Methodist Union
Methodist Union was the joining together of several of the larger British Methodist denominations. These were the Wesleyan Methodists, the Primitive Methodists, and the United Methodists. The process involved many years of negotiation and discussion, as well as a vote by the members of each denomination to approve the union. In 1932 a Uniting Conference met on 20 September in the Royal Albert Hall, London. It adopted the Deed of Union as setting forth the basis of union and declaring and defining the constitution and doctrinal standards of the Methodist Church, and a new Model Deed was executed.
After 1932, the new united body was known simply as The Methodist Church. To distinguish this from Methodism in other countries, it is styled the Methodist Church of Great Britain.
The various Methodist denominations
The largest was the parent body, the Wesleyan Methodist Connexion, from which a number of offshoots had sprung.
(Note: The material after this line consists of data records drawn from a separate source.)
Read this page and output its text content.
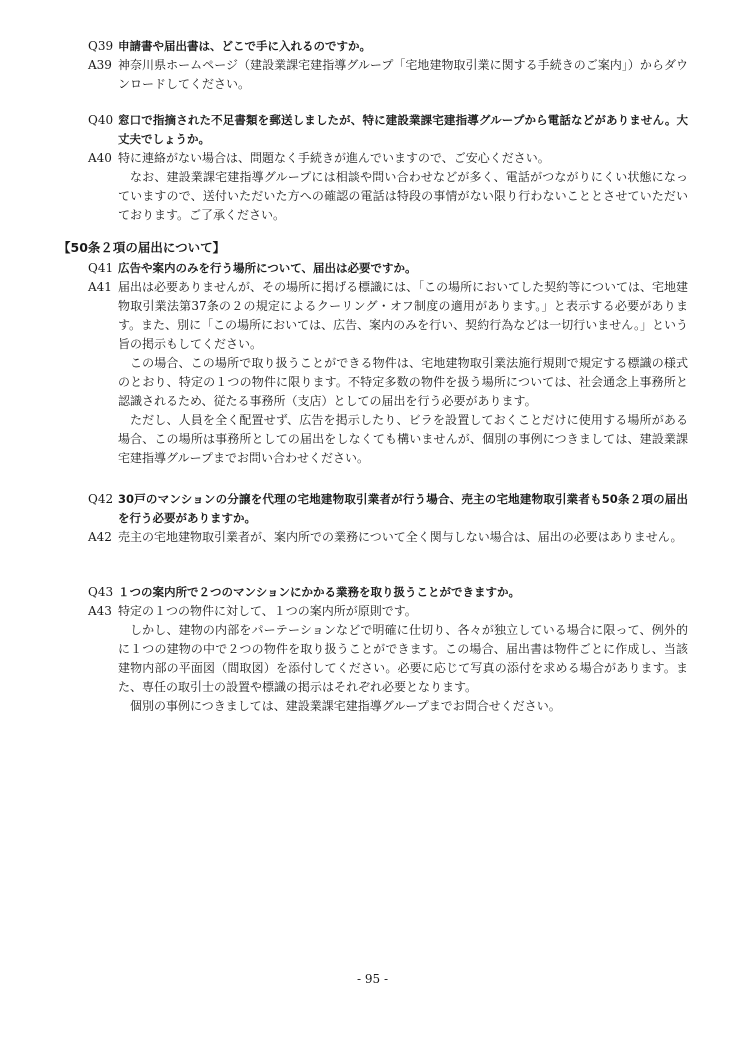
Q39 申請書や届出書は、どこで手に入れるのですか。
A39 神奈川県ホームページ（建設業課宅建指導グループ「宅地建物取引業に関する手続きのご案内」）からダウンロードしてください。

Q40 窓口で指摘された不足書類を郵送しましたが、特に建設業課宅建指導グループから電話などがありません。大丈夫でしょうか。
A40 特に連絡がない場合は、問題なく手続きが進んでいますので、ご安心ください。

なお、建設業課宅建指導グループには相談や問い合わせなどが多く、電話がつながりにくい状態になっていますので、送付いただいた方への確認の電話は特段の事情がない限り行わないこととさせていただいております。ご了承ください。

【50条２項の届出について】
Q41 広告や案内のみを行う場所について、届出は必要ですか。
A41 届出は必要ありませんが、その場所に掲げる標識には、「この場所においてした契約等については、宅地建物取引業法第37条の２の規定によるクーリング・オフ制度の適用があります。」と表示する必要があります。また、別に「この場所においては、広告、案内のみを行い、契約行為などは一切行いません。」という旨の掲示もしてください。

この場合、この場所で取り扱うことができる物件は、宅地建物取引業法施行規則で規定する標識の様式のとおり、特定の１つの物件に限ります。不特定多数の物件を扱う場所については、社会通念上事務所と認識されるため、従たる事務所（支店）としての届出を行う必要があります。

ただし、人員を全く配置せず、広告を掲示したり、ビラを設置しておくことだけに使用する場所がある場合、この場所は事務所としての届出をしなくても構いませんが、個別の事例につきましては、建設業課宅建指導グループまでお問い合わせください。

Q42 30戸のマンションの分譲を代理の宅地建物取引業者が行う場合、売主の宅地建物取引業者も50条２項の届出を行う必要がありますか。
A42 売主の宅地建物取引業者が、案内所での業務について全く関与しない場合は、届出の必要はありません。

Q43 １つの案内所で２つのマンションにかかる業務を取り扱うことができますか。
A43 特定の１つの物件に対して、１つの案内所が原則です。

しかし、建物の内部をパーテーションなどで明確に仕切り、各々が独立している場合に限って、例外的に１つの建物の中で２つの物件を取り扱うことができます。この場合、届出書は物件ごとに作成し、当該建物内部の平面図（間取図）を添付してください。必要に応じて写真の添付を求める場合があります。また、専任の取引士の設置や標識の掲示はそれぞれ必要となります。

個別の事例につきましては、建設業課宅建指導グループまでお問合せください。

- 95 -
The Primitive Methodists were the second largest of these, having arisen in the first decade of the nineteenth century following the conversion of Hugh Bourne and a number of others in Staffordshire to the north of Stoke on Trent. They had sought to recover the early faith and practice of John Wesley at a time when the Wesleyans were hoping to become more respectable. Their return to Wesley's open-air preaching, notably in the form of camp meetings, did not suit the Wesleyans at that time, and Bourne was put out of membership along with several of his companions. Continuing their evangelism, they began the new group, a "connexion" in Methodist terminology, in 1811, taking the name Primitive Methodists in 1812.The United Methodists were the other group involved in the 1932 union. This denomination was created by the United Methodist Church Act 1907, which united three existing organisations: the Methodist New Connexion, the Bible Christian Church, and the United Methodist Free Churches.
The Methodist Union combined the 517,551 members of the Wesleyan Methodist Church with 222,021 followers of the Primitive Methodist Church, and 179,551 members of the United Methodist Church. The new connexion had 15,408 congregations, 4,370 ordained ministers, and 36,913 local preachers.